In an interview Truss said that she absolutely supports any Brits who make the journey to Ukraine in order to volunteer to join the war against Russia.
She also warned the conflict ‘could last for years and be very, very bloody’
Ukrainian President Volodymyr Zelensky has promised to arm foreign volunteers to travel to his country to join the battle against Putin’s forces.Breitbart reports: During an interview with the BBC, Truss said that she “absolutely” supports British citizens travelling to fight.
“The people of Ukraine are fighting for freedom and democracy, not just for Ukraine but for the whole of Europe because that is what President Putin is challenging,” the Foreign Secretary told the programme. “And absolutely, if people want to support that struggle, I would support them in doing that.”
Asked to clarify whether she really meant that she supports British people travelling abroad to fight Russia, Truss doubled down.
“Absolutely if that’s what they want to do,” she confirmed.Truss also put great emphasis on how Britain and her allies were sending so-called “defensive weapons” to Ukraine in order to help tackle Russian forces, with the Foreign Secretary describing the conflict as “Putin’s war”.
“This is pre-fabricated, pre-ordained aggression to try and subvert a sovereign democracy and we simply cannot allow him to succeed,” Truss asserted, while also saying that she feared the Ukraine crisis would turn into a “bloody and long-running conflict”.

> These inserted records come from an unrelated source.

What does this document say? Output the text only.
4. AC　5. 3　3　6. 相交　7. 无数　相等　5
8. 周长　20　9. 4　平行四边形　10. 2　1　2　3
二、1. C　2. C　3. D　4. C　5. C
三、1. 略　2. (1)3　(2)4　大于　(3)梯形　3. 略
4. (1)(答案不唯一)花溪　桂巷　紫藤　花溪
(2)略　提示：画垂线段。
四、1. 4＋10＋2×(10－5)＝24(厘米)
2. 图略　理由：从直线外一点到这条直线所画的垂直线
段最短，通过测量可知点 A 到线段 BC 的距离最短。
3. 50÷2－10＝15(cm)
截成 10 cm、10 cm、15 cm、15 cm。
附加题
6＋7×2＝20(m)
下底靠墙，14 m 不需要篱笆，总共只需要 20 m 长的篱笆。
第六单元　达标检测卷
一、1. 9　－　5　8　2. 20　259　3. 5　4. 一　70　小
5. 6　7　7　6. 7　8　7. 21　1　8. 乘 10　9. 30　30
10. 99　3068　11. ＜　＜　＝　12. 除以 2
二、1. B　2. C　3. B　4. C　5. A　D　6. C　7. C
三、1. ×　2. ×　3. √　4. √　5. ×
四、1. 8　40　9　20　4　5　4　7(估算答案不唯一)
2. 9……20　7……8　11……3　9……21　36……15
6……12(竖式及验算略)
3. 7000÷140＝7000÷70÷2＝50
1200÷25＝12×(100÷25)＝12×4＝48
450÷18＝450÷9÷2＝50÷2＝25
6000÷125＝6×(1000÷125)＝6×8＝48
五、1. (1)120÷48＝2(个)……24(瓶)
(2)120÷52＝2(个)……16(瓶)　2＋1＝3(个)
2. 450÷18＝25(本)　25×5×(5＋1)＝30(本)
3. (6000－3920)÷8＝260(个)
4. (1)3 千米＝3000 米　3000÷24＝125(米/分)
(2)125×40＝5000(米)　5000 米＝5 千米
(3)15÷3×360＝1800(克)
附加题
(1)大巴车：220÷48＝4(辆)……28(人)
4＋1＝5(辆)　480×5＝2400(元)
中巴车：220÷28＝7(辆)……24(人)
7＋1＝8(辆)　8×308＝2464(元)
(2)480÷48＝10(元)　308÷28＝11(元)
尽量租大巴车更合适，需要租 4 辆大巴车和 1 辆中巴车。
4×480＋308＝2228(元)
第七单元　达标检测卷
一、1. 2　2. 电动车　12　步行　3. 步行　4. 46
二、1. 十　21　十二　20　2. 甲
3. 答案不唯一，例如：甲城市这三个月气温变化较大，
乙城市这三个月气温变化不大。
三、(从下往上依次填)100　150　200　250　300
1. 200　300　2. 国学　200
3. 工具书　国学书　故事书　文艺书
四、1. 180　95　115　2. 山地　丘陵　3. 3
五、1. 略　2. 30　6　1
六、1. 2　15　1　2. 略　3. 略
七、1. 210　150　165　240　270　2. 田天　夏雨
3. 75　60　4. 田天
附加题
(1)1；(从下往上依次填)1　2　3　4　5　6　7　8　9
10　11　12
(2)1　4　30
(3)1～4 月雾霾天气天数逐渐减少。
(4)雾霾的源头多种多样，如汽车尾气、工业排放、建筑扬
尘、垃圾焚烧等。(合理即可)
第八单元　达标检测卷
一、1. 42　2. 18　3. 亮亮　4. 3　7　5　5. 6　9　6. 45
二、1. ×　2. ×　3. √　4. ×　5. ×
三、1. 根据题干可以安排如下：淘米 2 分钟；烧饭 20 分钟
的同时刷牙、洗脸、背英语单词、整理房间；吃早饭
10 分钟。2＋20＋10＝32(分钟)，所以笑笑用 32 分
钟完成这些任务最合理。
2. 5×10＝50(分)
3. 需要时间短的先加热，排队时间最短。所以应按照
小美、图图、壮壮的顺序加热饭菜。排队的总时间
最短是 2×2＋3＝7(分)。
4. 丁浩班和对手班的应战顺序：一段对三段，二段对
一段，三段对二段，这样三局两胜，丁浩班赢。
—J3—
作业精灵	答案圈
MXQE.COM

The British government has previously punished citizens who have travelled to foreign conflict zones to fight
Despite Truss’ support for Britons looking to fight what she called the Russian “war machine”, however, the British state has previously come down hard on nationals who travelled to conflict zones in the past.
One Briton who travelled to Syria in order to fight against the Islamic State was convicted in a British court for attending a place used for terrorist training, for example, being sentenced to a four-year prison term.
This is despite the fact that the fighter joined a group seen as a central Western ally in the conflict.